Le convoi est arrivé avec trois quarts d’heure de retard à l’église où nous attendait pas mal de monde pour une célébration minable. L’institution de l’Église apparaît maintenant dans toute sa splendeur. Je ne m’attendais pas à être ébloui, mais tout de même à un peu plus de classe, d’autant que nous étions dans une chapelle à l’architecture tout à fait charmante, très bien décorée.

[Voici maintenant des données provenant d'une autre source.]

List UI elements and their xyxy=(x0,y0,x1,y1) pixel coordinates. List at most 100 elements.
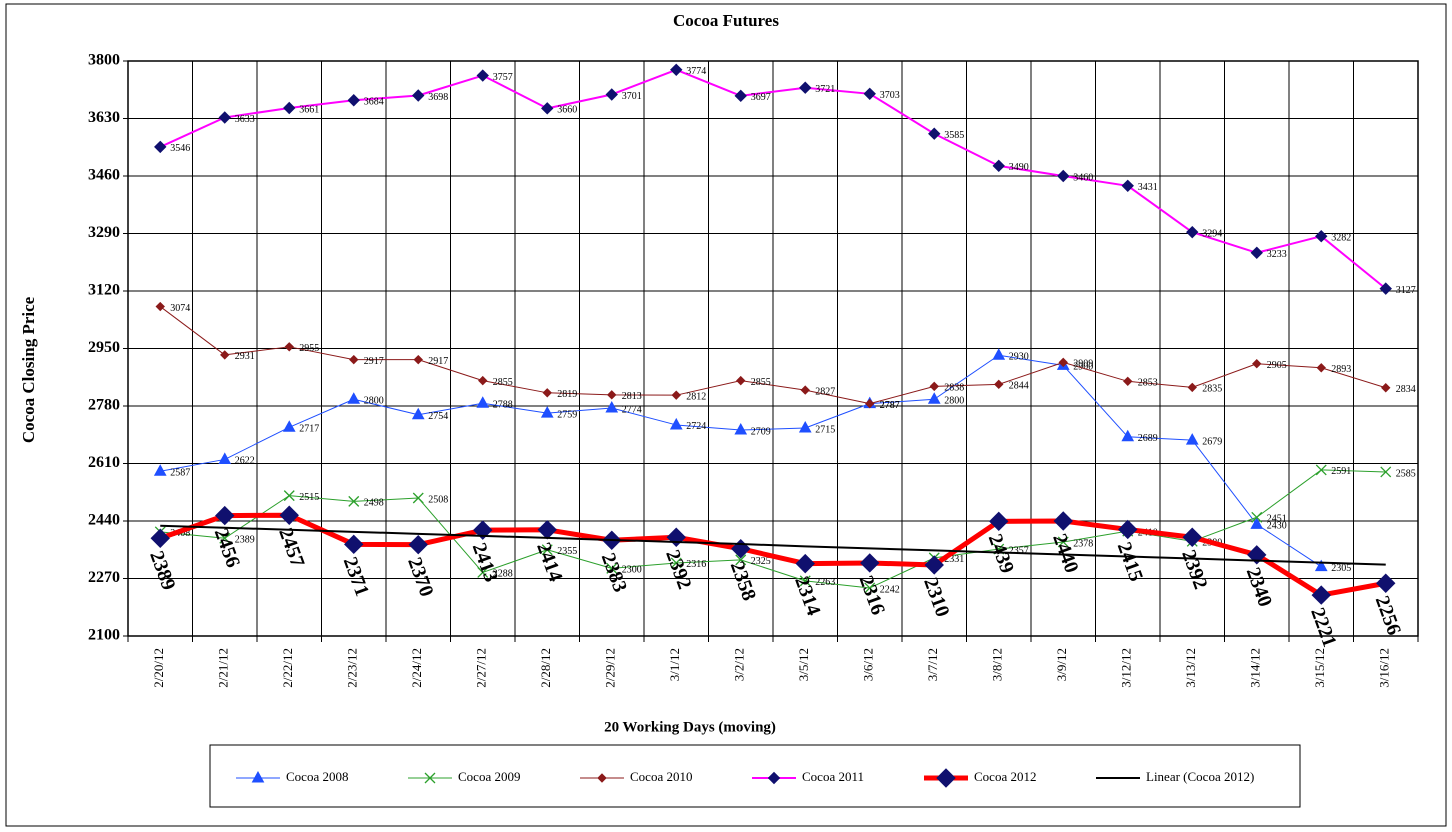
data-point xyxy=(1252,359,1262,369)
data-label: 2331 xyxy=(944,554,964,565)
x-tick-label: 3/14/12 xyxy=(1248,648,1263,688)
data-point xyxy=(1247,545,1267,565)
data-point xyxy=(606,562,618,574)
data-label: 2305 xyxy=(1331,563,1351,574)
x-tick-label: 3/12/12 xyxy=(1119,648,1134,688)
data-point xyxy=(541,544,553,556)
data-label: 3633 xyxy=(235,114,255,125)
data-point xyxy=(477,566,489,578)
data-point xyxy=(1315,464,1327,476)
chart-frame xyxy=(5,3,1447,827)
data-label: 2812 xyxy=(686,391,706,402)
y-tick-label: 2270 xyxy=(88,569,120,586)
data-label: 3127 xyxy=(1396,285,1416,296)
x-tick-label: 3/1/12 xyxy=(667,648,682,681)
data-point xyxy=(155,301,165,312)
series-line xyxy=(160,469,1386,589)
data-point xyxy=(541,102,554,115)
data-point xyxy=(1187,382,1197,393)
data-label: 3774 xyxy=(686,66,706,77)
legend-marker xyxy=(597,773,607,783)
data-label: 3660 xyxy=(557,105,577,116)
x-tick-label: 3/2/12 xyxy=(732,648,747,681)
data-label: 2498 xyxy=(364,498,384,509)
data-label: 2288 xyxy=(493,569,513,580)
data-point xyxy=(408,534,428,555)
data-point xyxy=(989,511,1009,532)
data-point xyxy=(1053,511,1073,531)
data-point xyxy=(1316,363,1326,373)
x-axis-label: 20 Working Days (moving) xyxy=(604,719,776,735)
data-label: 3431 xyxy=(1138,182,1158,193)
data-label: 2853 xyxy=(1138,378,1158,389)
data-label: 2834 xyxy=(1396,384,1416,395)
legend-marker xyxy=(251,770,265,783)
data-point xyxy=(1379,282,1392,295)
data-point xyxy=(349,354,359,365)
data-point xyxy=(927,392,941,404)
data-label: 2788 xyxy=(493,400,513,411)
data-point xyxy=(413,354,423,365)
data-point xyxy=(994,379,1004,390)
data-label: 3661 xyxy=(299,104,319,115)
x-tick-label: 2/22/12 xyxy=(280,648,295,688)
data-point xyxy=(734,89,747,103)
data-point xyxy=(928,127,941,140)
data-label: 2787 xyxy=(880,400,900,411)
data-point xyxy=(734,422,748,435)
data-point xyxy=(153,464,167,476)
data-label: 2819 xyxy=(557,389,577,400)
data-point xyxy=(411,407,425,420)
data-label: 3074 xyxy=(170,303,190,314)
x-tick-label: 2/27/12 xyxy=(474,648,489,688)
series-line xyxy=(159,512,1387,598)
data-point xyxy=(220,350,230,360)
data-label: 3294 xyxy=(1202,228,1222,239)
data-point xyxy=(1381,383,1391,393)
data-label: 2893 xyxy=(1331,364,1351,375)
data-point xyxy=(1057,169,1070,183)
y-tick-label: 2950 xyxy=(88,339,120,356)
data-point xyxy=(800,385,810,395)
y-axis-label: Cocoa Closing Price xyxy=(19,296,38,443)
data-point xyxy=(150,528,170,548)
data-point xyxy=(860,553,880,573)
data-point xyxy=(282,420,296,432)
legend-label: Cocoa 2011 xyxy=(802,769,864,784)
legend-label: Cocoa 2010 xyxy=(630,769,692,784)
series-line xyxy=(159,68,1387,290)
data-point xyxy=(670,557,682,569)
legend-box xyxy=(209,744,1301,808)
data-point xyxy=(671,390,681,400)
x-tick-label: 2/28/12 xyxy=(538,648,553,688)
data-point xyxy=(219,532,231,544)
legend-marker xyxy=(936,768,956,788)
data-label: 2855 xyxy=(751,377,771,388)
data-label: 2931 xyxy=(235,351,255,362)
y-tick-label: 3120 xyxy=(88,282,120,299)
data-point xyxy=(1182,527,1202,547)
data-label: 2774 xyxy=(622,404,642,415)
data-point xyxy=(347,94,360,107)
data-point xyxy=(344,534,364,555)
data-point xyxy=(412,492,424,504)
y-tick-label: 3630 xyxy=(88,109,120,126)
data-label: 3684 xyxy=(364,97,384,108)
y-tick-label: 2780 xyxy=(88,397,120,414)
y-tick-label: 2610 xyxy=(88,454,120,471)
data-point xyxy=(154,140,167,154)
data-point xyxy=(605,88,618,101)
data-label: 3701 xyxy=(622,91,642,102)
data-label: 3233 xyxy=(1267,249,1287,260)
data-label: 2787 xyxy=(880,400,900,411)
data-point xyxy=(924,555,944,575)
x-tick-label: 3/13/12 xyxy=(1183,648,1198,688)
data-point xyxy=(736,375,746,386)
data-point xyxy=(992,159,1005,173)
data-label: 2451 xyxy=(1267,514,1287,525)
data-label: 3585 xyxy=(944,130,964,141)
data-point xyxy=(735,554,747,566)
data-label: 2717 xyxy=(299,424,319,435)
data-point xyxy=(218,111,231,124)
legend-label: Cocoa 2008 xyxy=(286,769,348,784)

Le jeune prêtre qui officiait était limite intégriste et un vieux chantre ânonnait plutôt qu’il ne chantait. L’assistance, au tiers croyante m’a-t-il semblé, était nombreuse. Quelques textes, religieux pour la plupart et sans aucun intérêt, ont été lus. Ils n’avaient rien à voir avec la défunte et ne m’ont été d’aucune utilité pour la suite. En revanche, comme c’était ma « première église », le même porteur m’a bien aidé en m’indiquant la procédure ; un super collègue que cet Aymeric, jeune, très compétent et sympathique.

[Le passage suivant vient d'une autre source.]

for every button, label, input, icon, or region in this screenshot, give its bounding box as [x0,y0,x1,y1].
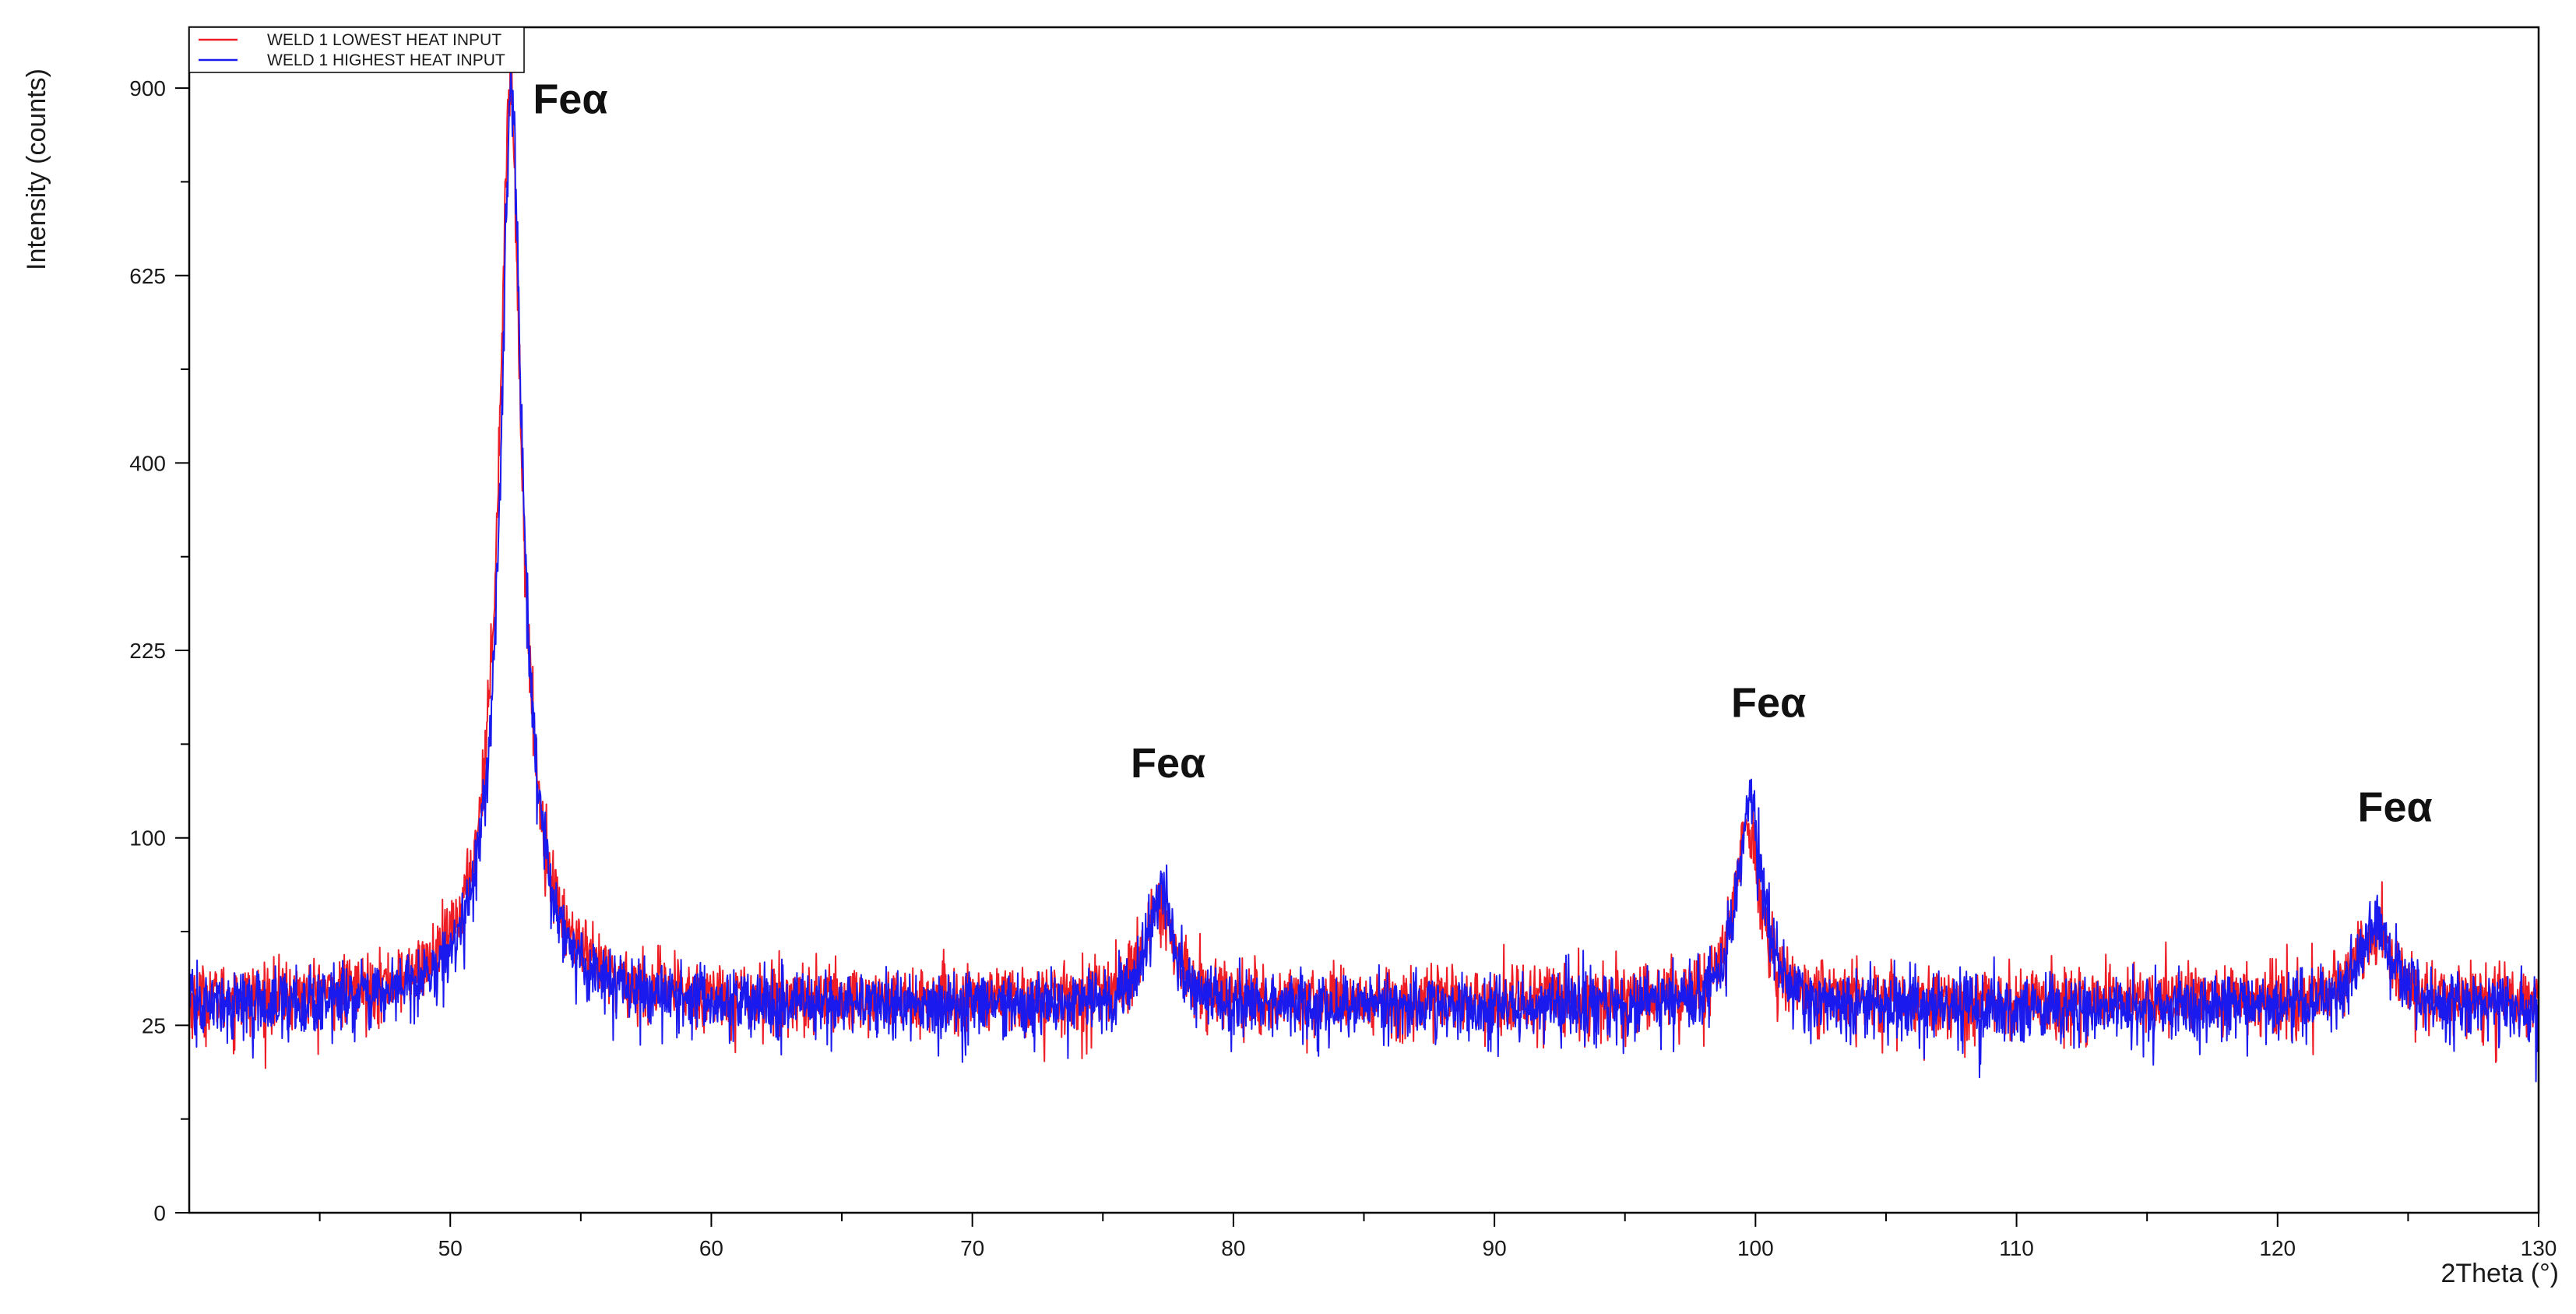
y-tick-label: 0 [153,1201,166,1225]
annotation-layer: Feα Feα Feα Feα [533,76,2432,831]
x-tick-label: 50 [438,1236,463,1260]
x-tick-label: 120 [2259,1236,2296,1260]
y-tick-label: 400 [129,451,166,475]
peak-annotation-1: Feα [533,76,607,123]
y-tick-label: 625 [129,264,166,288]
peak-annotation-3: Feα [1731,679,1806,726]
y-tick-label: 225 [129,639,166,663]
legend-label: WELD 1 HIGHEST HEAT INPUT [267,51,505,69]
plot-frame [188,26,2540,1214]
peak-annotation-2: Feα [1131,740,1205,787]
x-tick-label: 100 [1737,1236,1774,1260]
y-axis-title: Intensity (counts) [22,69,51,270]
y-tick-label: 25 [142,1013,166,1037]
axes-layer: 50 60 70 80 90 100 110 120 130 0 25 100 225 400 625 900… [22,26,2559,1288]
x-tick-label: 110 [1999,1236,2034,1260]
y-tick-label: 100 [129,826,166,851]
x-tick-label: 70 [960,1236,984,1260]
legend-box [188,26,525,73]
series-line-highest-heat-input [188,69,2539,1083]
legend-label: WELD 1 LOWEST HEAT INPUT [267,31,501,49]
legend: WELD 1 LOWEST HEAT INPUT WELD 1 HIGHEST H… [188,26,525,73]
y-tick-label: 900 [129,76,166,100]
peak-annotation-4: Feα [2358,784,2433,831]
x-tick-label: 80 [1221,1236,1245,1260]
series-layer [188,33,2539,1083]
series-line-lowest-heat-input [188,33,2539,1069]
x-tick-label: 60 [699,1236,723,1260]
x-tick-label: 130 [2521,1236,2557,1260]
x-tick-label: 90 [1483,1236,1507,1260]
x-axis-title: 2Theta (°) [2441,1259,2559,1288]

Une fois au cimetière, avec une demi-heure de retard, il y avait la famille proche, soit une vingtaine de personnes. J’ai plus ou moins lu mon texte, brodé autour de la mamie, de l’amour, du tricot, et aussi de sa dernière fille morte (la défunte la rejoignait ainsi que ses parents dans le même caveau). J’avais appris tous les prénoms des enfants, petits-enfants et arrière-petits-enfants, mais déconcentré par ces péripéties, j’ai utilisé mes notes.

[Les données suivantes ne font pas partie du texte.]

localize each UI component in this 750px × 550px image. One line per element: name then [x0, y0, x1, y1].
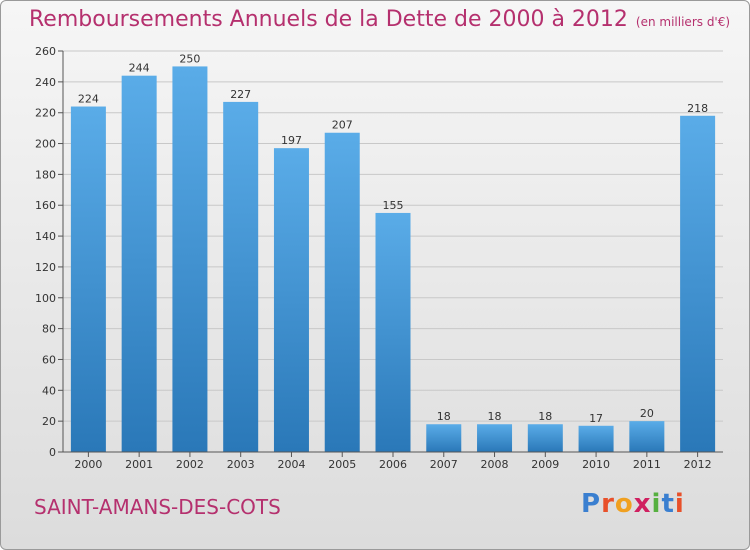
bar-value-label: 218: [687, 102, 708, 115]
unit-label: (en milliers d'€): [635, 15, 731, 29]
bar-2000: [70, 106, 106, 453]
y-tick-label: 0: [49, 446, 56, 459]
bar-2001: [121, 75, 157, 452]
logo-letter: x: [633, 489, 652, 519]
x-axis: 2000 2001 2002 2003 2004 2005 2006 2007 2008 2009…: [63, 451, 723, 471]
bar-2004: [273, 148, 309, 452]
bars: 224 244 250 227 197 207 155 18 18 18 17 20 218: [70, 52, 716, 453]
proxiti-logo: Proxiti: [581, 489, 685, 519]
bar-value-label: 20: [640, 407, 654, 420]
bar-value-label: 18: [488, 410, 502, 423]
bar-value-label: 18: [437, 410, 451, 423]
x-tick-label: 2008: [481, 458, 509, 471]
bar-2012: [680, 115, 716, 453]
bar-value-label: 227: [230, 88, 251, 101]
y-tick-label: 220: [35, 107, 56, 120]
bar-2010: [578, 425, 614, 452]
bar-value-label: 207: [332, 119, 353, 132]
bar-2002: [172, 66, 208, 452]
bar-2011: [629, 421, 665, 452]
x-tick-label: 2001: [125, 458, 153, 471]
bar-2006: [375, 212, 411, 452]
y-tick-label: 200: [35, 138, 56, 151]
logo-letter: i: [674, 489, 685, 519]
y-tick-label: 160: [35, 199, 56, 212]
logo-letter: o: [614, 489, 634, 519]
bar-2005: [324, 132, 360, 452]
bar-2008: [477, 424, 513, 452]
y-tick-label: 40: [42, 384, 56, 397]
x-tick-label: 2004: [277, 458, 305, 471]
y-tick-label: 100: [35, 292, 56, 305]
bar-value-label: 17: [589, 412, 603, 425]
y-tick-label: 120: [35, 261, 56, 274]
bar-value-label: 155: [383, 199, 404, 212]
x-tick-label: 2011: [633, 458, 661, 471]
x-tick-label: 2009: [531, 458, 559, 471]
logo-letter: P: [581, 489, 602, 519]
bar-value-label: 18: [538, 410, 552, 423]
y-tick-label: 80: [42, 323, 56, 336]
y-axis: 0 20 40 60 80 100 120 140 160 180 200 220 240 260: [35, 45, 64, 459]
y-tick-label: 240: [35, 76, 56, 89]
title-text: Remboursements Annuels de la Dette de 20…: [29, 7, 628, 32]
bar-value-label: 244: [129, 62, 150, 75]
city-name: SAINT-AMANS-DES-COTS: [34, 495, 281, 519]
bar-value-label: 250: [179, 52, 200, 65]
logo-letter: r: [601, 489, 615, 519]
bar-2009: [527, 424, 563, 452]
x-tick-label: 2010: [582, 458, 610, 471]
y-tick-label: 140: [35, 230, 56, 243]
y-tick-label: 60: [42, 353, 56, 366]
bar-value-label: 197: [281, 134, 302, 147]
x-tick-label: 2007: [430, 458, 458, 471]
y-tick-label: 180: [35, 168, 56, 181]
bar-2007: [426, 424, 462, 452]
logo-letter: i: [651, 489, 662, 519]
chart-title: Remboursements Annuels de la Dette de 20…: [29, 7, 730, 32]
x-tick-label: 2002: [176, 458, 204, 471]
bar-value-label: 224: [78, 93, 99, 106]
x-tick-label: 2006: [379, 458, 407, 471]
x-tick-label: 2012: [684, 458, 712, 471]
y-tick-label: 20: [42, 415, 56, 428]
x-tick-label: 2003: [227, 458, 255, 471]
x-tick-label: 2005: [328, 458, 356, 471]
bar-2003: [223, 101, 259, 453]
x-tick-label: 2000: [74, 458, 102, 471]
y-tick-label: 260: [35, 45, 56, 58]
logo-letter: t: [661, 489, 675, 519]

Je n’ai pas ressenti d’émotion et me suis trouvé très mauvais ; ce qu’ont infirmé deux des petits-enfants. Ensuite, j’ai eu un mal de chien à leur faire quitter le cimetière, car ils attendaient la fermeture du caveau ! L’employé est arrivé très en retard (j’avais de nouveau téléphoné) et plusieurs personnes ne décollaient pas du tombeau. La famille est relativement aisée, catho, des gens habitués au pouvoir à n’en pas douter. Ils furent constamment très aimables avec moi, mais le peu d’informations que j’ai récoltées a été insuffisant pour compléter l’étape église.
Ce qu’il faut retenir : pour les cérémonies avec passage à l’église, le MC ne sert à rien d’autre qu’à contrôler que tout se passe bien. Aucun intérêt ! Bon, je me suis rattrapé au cimetière.